Westmeier: Ich hatte mir zuerst kleinere Schulen angeschaut, dann die große. Zuerst war ich skeptisch, dachte aber, dass es gerade faszinierend ist, diese Riesenmasse zu zeigen und hinter die Kulissen zu schauen. Mich hat dieses System fasziniert, in dem der ganze Tagesablauf vorgeplant ist. Hier drei Individuen zu finden und zwischenmenschliche Geschichten zu erzählen, das war die Herausforderung.

Ihnen sind starke Bilder gelungen, die den Kampfsport zeigen, aber auch dieses unmenschliche System aus Zucht und Drill.

Westmeier: Dieser Kontrast war auch für mich das Faszinierende. Die kleinen Mädchen, ihr Kampfsport, und ihr realer Kampf, aus der Armut herauszukommen.

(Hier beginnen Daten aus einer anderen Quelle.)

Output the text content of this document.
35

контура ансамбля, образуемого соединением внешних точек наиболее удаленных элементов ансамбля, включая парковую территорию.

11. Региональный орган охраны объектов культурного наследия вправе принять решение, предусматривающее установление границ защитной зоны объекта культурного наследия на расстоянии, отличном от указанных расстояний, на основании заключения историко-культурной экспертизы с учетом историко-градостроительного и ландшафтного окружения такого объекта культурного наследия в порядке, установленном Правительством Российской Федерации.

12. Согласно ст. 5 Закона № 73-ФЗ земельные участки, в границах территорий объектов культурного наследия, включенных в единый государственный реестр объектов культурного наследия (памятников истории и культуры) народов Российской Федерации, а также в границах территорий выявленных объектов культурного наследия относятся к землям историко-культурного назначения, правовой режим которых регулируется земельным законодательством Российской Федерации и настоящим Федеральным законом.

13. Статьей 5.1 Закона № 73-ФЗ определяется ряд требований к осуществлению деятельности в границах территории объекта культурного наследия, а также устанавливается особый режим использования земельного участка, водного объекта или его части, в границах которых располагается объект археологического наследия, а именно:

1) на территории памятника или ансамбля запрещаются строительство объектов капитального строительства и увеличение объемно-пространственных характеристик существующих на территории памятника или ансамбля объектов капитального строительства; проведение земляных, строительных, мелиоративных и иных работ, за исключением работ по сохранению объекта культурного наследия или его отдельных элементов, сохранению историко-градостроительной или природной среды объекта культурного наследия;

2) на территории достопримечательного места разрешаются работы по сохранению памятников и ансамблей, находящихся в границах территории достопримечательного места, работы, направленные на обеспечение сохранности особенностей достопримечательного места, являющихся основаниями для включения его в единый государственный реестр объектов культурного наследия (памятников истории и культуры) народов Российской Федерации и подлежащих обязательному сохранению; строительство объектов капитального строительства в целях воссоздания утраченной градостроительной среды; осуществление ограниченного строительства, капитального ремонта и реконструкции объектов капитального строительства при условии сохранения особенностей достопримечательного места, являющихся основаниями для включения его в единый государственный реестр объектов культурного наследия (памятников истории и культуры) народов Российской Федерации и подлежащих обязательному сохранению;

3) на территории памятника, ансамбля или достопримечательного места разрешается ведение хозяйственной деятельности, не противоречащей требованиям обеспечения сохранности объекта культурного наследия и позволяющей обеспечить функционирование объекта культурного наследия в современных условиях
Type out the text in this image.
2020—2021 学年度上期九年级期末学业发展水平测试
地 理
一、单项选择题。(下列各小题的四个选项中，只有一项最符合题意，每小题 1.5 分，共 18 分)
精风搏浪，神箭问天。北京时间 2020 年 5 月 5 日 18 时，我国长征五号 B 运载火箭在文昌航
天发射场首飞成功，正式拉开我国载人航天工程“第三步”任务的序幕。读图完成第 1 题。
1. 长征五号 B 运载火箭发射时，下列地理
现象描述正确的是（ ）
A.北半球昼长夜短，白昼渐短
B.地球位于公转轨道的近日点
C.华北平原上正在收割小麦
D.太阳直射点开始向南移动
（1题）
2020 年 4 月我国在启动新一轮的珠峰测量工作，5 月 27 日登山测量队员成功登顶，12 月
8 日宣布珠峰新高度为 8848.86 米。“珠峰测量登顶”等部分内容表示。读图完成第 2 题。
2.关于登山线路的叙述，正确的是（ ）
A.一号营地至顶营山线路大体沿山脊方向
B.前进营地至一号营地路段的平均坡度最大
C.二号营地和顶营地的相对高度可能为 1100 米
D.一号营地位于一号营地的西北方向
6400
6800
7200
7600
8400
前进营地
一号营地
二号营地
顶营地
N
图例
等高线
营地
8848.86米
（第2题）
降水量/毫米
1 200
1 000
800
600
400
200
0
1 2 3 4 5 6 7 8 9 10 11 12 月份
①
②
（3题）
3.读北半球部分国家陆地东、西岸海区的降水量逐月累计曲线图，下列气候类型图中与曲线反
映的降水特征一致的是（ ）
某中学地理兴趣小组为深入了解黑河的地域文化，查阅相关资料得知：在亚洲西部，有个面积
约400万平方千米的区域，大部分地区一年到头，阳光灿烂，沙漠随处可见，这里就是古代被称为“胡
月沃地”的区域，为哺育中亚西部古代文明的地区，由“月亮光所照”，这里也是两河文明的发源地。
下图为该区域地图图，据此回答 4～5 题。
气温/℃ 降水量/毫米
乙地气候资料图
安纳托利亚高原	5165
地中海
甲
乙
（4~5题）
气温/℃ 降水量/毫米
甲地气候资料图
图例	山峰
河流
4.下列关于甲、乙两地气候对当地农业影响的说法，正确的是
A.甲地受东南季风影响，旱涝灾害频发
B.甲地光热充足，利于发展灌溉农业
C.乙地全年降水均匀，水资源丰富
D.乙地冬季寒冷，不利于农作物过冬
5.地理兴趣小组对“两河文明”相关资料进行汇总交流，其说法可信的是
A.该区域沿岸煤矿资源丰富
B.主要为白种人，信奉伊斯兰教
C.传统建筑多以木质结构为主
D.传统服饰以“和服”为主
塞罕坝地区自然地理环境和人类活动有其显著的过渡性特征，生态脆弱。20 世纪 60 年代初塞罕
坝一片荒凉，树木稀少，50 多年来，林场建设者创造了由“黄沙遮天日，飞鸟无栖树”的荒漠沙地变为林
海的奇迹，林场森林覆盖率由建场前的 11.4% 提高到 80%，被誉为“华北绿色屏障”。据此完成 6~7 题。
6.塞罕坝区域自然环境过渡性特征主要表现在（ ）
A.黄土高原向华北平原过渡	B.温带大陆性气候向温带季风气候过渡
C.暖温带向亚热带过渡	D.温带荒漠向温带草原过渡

Wie ist es Ihnen gelungen, dass die Mädchen so offen sprechen vor der Kamera?

Westmeier: Ich habe versucht, schon im Vorfeld drei Mädchen auszuwählen, bei denen ich das Gefühl hatte, dass sie offen reden. Ich habe die Erfahrung gemacht, dass es schwierig ist, in Asien Menschen zu finden, die einfach so ihre Gefühle zeigen. Dazu kam die Sprachbarriere, die es nicht einfacher machte. Aber ich hatte die Fragen zusammen mit einer Psychologin sehr gut vorbereitet.

Hat der Staat das gedrehte Material anschließend gesichtet?

Westmeier: Während des Drehs war immer jemand vom Staat und von der Schule dabei, die haben zugeschaut. Anfangs noch ganz genau, nach dem dritten Tag legte sich dann die Aufregung. Man braucht eben Geduld.

Der Film zeigt auch den Leiter der Schule, der stolz die Härte der Ausbildung preist. Haben die Mädchen später tatsächlich die tollen Berufschancen, von denen der Schulleiter spricht?



Westmeier: Die meisten gehen später zum Militär oder zur Polizei, manche werden auch selbst Trainer. Ich habe mit ganz kleinen Mädchen gesprochen, die davon träumen, Schauspielerin zu werden, ganz ähnlich wie bei uns. Ich habe allerdings keine einzige gefunden, die es tatsächlich wurde. Trotzdem bedeuten selbst Berufe bei Polizei und Militär vom Rang und Verdienst für die Kinder einen sozialen Aufstieg.

Beim Ophüls-Festival sind Sie leer ausgegangen. Enttäuscht?



Westmeier: Man ist immer etwas enttäuscht, wenn man nicht gewinnt. Vor allem, weil ich so viel Geld in den Film investiert habe. Beim Publikum kam der Film allerdings sehr gut an

Erschienen bei Polyband, als DVD und Blue-ray.